Visitors to the Wikileaks website risk getting infected with viruses and other malware, a renowned security research has found.

Vesselin Bontchev, assistant professor of the Bulgarian Academy of Sciences National Laboratory of Computer Virology, told iTnews that he contacted Wikileaks about the malware trove, but did not receive a response.
Bontchev first identified 323 direct links pointing to some form of malware in his report on the leak of emails from Turkey's ruling Justice and Development party (AKP). The links have since been disabled.
"If you click on it now you'll just download a 101-byte text file (despite the "exe" extension) which says: this file originally was part of akp-emails release, but had to be disabled because it was a virus," he said.
The malware is still there, however, as base64-encoded attachments, and can be downloaded using the View Source feature on the Wikileaks message viewer feature, Bontchev said.
He also found that Wikileaks still directly links to malware in thousands of cases.
"I discovered that there are 3277 additional links still pointing directly to malware. That is, click on a link, malware gets downloaded to your PC," Bontchev said.
Although Wikileaks has not responded to or acknowledged Bontchev's report on the malware, he believes the site administrators used his initial list of 323 links to neuter the attachments.

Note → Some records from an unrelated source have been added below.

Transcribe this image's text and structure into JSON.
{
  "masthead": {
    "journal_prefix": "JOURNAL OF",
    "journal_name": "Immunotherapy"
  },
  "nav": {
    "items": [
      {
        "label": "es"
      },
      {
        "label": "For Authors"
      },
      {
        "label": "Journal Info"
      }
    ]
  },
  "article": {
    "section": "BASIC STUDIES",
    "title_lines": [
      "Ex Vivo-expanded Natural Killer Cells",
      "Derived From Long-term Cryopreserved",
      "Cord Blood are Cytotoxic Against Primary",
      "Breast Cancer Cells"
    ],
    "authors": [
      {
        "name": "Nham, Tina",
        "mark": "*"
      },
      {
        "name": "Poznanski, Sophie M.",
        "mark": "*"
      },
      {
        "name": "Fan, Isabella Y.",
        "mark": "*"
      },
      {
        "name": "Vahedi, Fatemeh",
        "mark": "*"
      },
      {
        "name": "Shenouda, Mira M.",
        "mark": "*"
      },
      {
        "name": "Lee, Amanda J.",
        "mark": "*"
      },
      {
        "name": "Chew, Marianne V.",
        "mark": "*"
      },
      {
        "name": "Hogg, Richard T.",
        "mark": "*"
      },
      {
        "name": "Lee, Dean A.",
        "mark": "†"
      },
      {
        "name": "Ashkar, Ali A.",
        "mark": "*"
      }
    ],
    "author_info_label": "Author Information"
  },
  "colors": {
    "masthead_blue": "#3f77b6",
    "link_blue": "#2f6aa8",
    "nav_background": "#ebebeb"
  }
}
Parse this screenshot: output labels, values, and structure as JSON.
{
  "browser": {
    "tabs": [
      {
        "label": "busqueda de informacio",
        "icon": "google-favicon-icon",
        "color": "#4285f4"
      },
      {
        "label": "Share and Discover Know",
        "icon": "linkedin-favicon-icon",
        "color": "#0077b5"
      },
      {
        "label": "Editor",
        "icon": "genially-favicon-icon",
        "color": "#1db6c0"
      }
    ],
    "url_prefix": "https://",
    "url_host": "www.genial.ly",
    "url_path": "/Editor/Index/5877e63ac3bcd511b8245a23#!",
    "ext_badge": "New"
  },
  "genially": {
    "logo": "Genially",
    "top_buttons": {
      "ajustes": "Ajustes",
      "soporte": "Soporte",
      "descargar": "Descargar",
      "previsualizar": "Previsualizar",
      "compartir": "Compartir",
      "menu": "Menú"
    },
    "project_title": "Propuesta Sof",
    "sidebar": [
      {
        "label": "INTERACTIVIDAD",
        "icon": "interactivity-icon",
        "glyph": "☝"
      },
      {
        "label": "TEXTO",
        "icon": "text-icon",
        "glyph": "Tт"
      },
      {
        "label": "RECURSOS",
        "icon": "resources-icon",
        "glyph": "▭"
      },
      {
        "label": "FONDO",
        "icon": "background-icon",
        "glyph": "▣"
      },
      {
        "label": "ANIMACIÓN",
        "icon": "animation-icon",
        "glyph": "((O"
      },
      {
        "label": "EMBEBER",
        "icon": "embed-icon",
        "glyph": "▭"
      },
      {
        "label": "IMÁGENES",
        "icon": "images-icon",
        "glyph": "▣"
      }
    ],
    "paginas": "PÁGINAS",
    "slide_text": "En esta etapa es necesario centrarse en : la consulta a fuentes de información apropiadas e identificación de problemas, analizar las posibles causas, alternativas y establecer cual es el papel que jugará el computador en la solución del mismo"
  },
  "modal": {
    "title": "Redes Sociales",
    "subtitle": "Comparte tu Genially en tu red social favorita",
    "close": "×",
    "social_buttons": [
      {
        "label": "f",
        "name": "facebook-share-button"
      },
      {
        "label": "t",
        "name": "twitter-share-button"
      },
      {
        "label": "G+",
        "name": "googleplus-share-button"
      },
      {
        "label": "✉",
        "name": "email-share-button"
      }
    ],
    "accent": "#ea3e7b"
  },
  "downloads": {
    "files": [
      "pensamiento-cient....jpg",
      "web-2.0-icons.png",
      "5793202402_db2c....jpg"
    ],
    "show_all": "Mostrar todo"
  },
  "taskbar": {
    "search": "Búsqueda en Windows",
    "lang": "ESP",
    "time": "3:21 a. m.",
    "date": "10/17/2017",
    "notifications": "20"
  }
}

"I know that they used my report instead of, say, running a scanner on the files, because only the links listed there have been "neutered" - all of them - despite the fact that I had made a mistake and had included one harmless file (a PowerPoint presentation)," Bontchev said.
"Nobody from Wikileaks ever acknowledged their mistake or my help in finding the problem. Still, I'd be glad if they just remove the malware and nothing else. But those 3277 links are still live."
The malware on Wikileaks is run-of-the mill downloaders, ransomware and bots, the researcher said.